AstraZeneca has struck a deal to buy US rare disease specialist Alexion in a $39 billion cash-and-stock agreement.
The Anglo-Swedish company has undergone quite a transformation in its fortunes after the successful announcement of its coronavirus vaccine with Oxford University. Just six years ago it was on the brink of being swallowed up by Pfizer. The company’s chief executive officer Pascal Soriot worked hard to revitalize his company’s research and development operation, but it failed to make any big strides in new drugs till its foray into cancer drugs and its recent vaccine success.
The revival of AstraZeneca’s fortunes began with the release of cancer drugs two years ago. Its shares have risen about 12 percent in the past year.
AstraZeneca’s game plan
Soriot has spent a large part of the last few months finding a partner to bolster AstraZeneca’s pipeline of drugs in the new arena of rare diseases. “[Pascal] was very systematic at looking at many things, very determined, and went through the full corporate finance exercise,” said one person who followed the situation closely. “The reality is that many times people do deals when they have to do them, but this deal was done to leverage the buyer’s strength.”
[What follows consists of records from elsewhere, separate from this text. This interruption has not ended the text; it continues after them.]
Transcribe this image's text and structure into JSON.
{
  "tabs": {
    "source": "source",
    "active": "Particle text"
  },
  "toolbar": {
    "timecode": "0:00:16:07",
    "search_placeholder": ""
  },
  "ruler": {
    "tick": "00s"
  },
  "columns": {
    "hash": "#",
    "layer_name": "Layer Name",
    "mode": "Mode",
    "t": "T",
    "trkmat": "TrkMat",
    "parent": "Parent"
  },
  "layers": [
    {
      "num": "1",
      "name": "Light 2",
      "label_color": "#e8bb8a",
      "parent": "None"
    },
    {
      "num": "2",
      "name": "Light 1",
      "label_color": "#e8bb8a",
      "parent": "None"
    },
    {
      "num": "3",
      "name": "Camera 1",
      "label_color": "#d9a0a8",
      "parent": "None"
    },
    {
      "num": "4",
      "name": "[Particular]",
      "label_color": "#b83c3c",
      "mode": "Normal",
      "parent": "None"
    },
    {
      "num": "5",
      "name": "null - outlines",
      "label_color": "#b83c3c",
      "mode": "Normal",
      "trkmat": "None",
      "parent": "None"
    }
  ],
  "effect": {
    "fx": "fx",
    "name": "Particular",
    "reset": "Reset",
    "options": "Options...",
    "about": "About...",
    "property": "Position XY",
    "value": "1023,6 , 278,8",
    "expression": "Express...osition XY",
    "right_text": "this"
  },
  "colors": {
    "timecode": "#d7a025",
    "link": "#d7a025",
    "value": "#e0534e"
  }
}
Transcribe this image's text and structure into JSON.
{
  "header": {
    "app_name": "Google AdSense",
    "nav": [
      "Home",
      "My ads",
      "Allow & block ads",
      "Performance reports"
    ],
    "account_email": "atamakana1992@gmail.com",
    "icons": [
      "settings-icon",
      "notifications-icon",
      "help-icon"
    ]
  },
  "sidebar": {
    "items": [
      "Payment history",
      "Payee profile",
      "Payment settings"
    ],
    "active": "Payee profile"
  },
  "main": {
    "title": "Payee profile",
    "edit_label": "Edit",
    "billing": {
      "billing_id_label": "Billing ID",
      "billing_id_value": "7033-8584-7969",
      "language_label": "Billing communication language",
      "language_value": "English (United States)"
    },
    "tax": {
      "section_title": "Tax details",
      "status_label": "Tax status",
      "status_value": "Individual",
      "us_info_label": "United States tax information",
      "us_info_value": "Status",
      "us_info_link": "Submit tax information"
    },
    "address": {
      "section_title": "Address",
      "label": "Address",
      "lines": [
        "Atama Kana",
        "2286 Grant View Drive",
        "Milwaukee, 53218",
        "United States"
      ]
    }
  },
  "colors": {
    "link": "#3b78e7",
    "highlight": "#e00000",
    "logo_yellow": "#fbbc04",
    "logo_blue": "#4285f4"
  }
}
Alexion’s specialty is in autoimmune disease and it has a pipeline of 11 molecules that hinder these diseases. Soriot, speaking about the advantages of the tie-up, said that it would allow AstraZeneca to apply its signature capabilities in areas such as genomics to rare disease targets, and also take Alexion’s portfolio global. “This is an acquisition that will create substantial accretion of [earnings per share], increase of our core operating margin and increase in our cash flow,” he said.
Alexion forecast 2020 revenues of around $5.9 billion, up from $5 billion for the previous year when it reported net income of $2.4 billion. The company has less than $1 billion in net debt.
AstraZeneca to acquire Alexion in $39 billion deal
Under the deal, Alexion shareholders will receive roughly $175 per share, $60 of which would be cash and the rest in shares. Negotiations took a long time as Alexion sought to drive the offer price higher.
Earlier in May, activist hedge fund Elliott demanded the company sell itself. Though it is to be seen if the firm is satisfied with the 45 percent premium AstraZeneca has paid, given the fast-rising market for pharma stocks during the pandemic.
Analysts at SVB Leerink believe that the price may need to be closer to $200 to satisfy investors.
Alexion’s chief executive Ludwig Hantson will be a clear winner if the deal goes through. He stands to make $56 million from a golden handshake clause if he leaves following the deal’s completion, according to FT. This will be a second windfall for Hanston through the sale of a pharma company to a rival. In 2016, he cashed in on a deal where Shire was sold to US drug company Baxalta for $32 billion.
Generally, autoimmune disease medicines come with a high price tag and have a limited market. Alexion’s flagship immune-disease drug Soliris sells for about $600,000 a year. This is in stark contrast to the $3-$4 cost of AstraZeneca’s Covid vaccine, which is priced for maximum reach.
Ellen ‘t Hoen, director of research group Medicines, Law and Policy, says that Alexion is “an ‘orphan drug’ company that uses the orphan market exclusively to extract as much money as possible out of the healthcare system. It is part of the personalized medicine trend, and it may signal that AstraZeneca is jumping on that bandwagon.” Adding: “That would be the exact opposite of making low-cost vaccines for the masses.”
Alexion said to The Financial Times that “developing transformative new medicines is difficult, costly and time-consuming. The pricing of our medicines reflects these challenges as well as their life-changing benefits to patients and society.”
In 2016, the company faced some turbulence regarding the sale of its priced drug Soliris. Its chief executive and chief financial officer left the company under a cloud.
Marc Dunoyer, AstraZeneca’s chief financial officer told reporters on Saturday that Soliris’s “second-generation” successor Ultomiris was about 30 per cent cheaper. Soriot said, “Our intent will always be to make sure our prices remain reasonable considering the size of the population that needs to be treated but it is definitely something we have to manage.”
Also, the presidential change in the US will work in AstraZeneca’s favor. The focus now will be on bringing down the prices of commonly used drugs such as those for diabetes rather than for rare diseases.
AstraZeneca’s target of $40 billion in sales by 2023 seems more attainable now. Alexion’s management has set a 2025 revenue target of about $9 billion to $10 billion. In comparison, AZ’s global sales hit $23.6 billion in 2019, a year-over-year boost of 12%.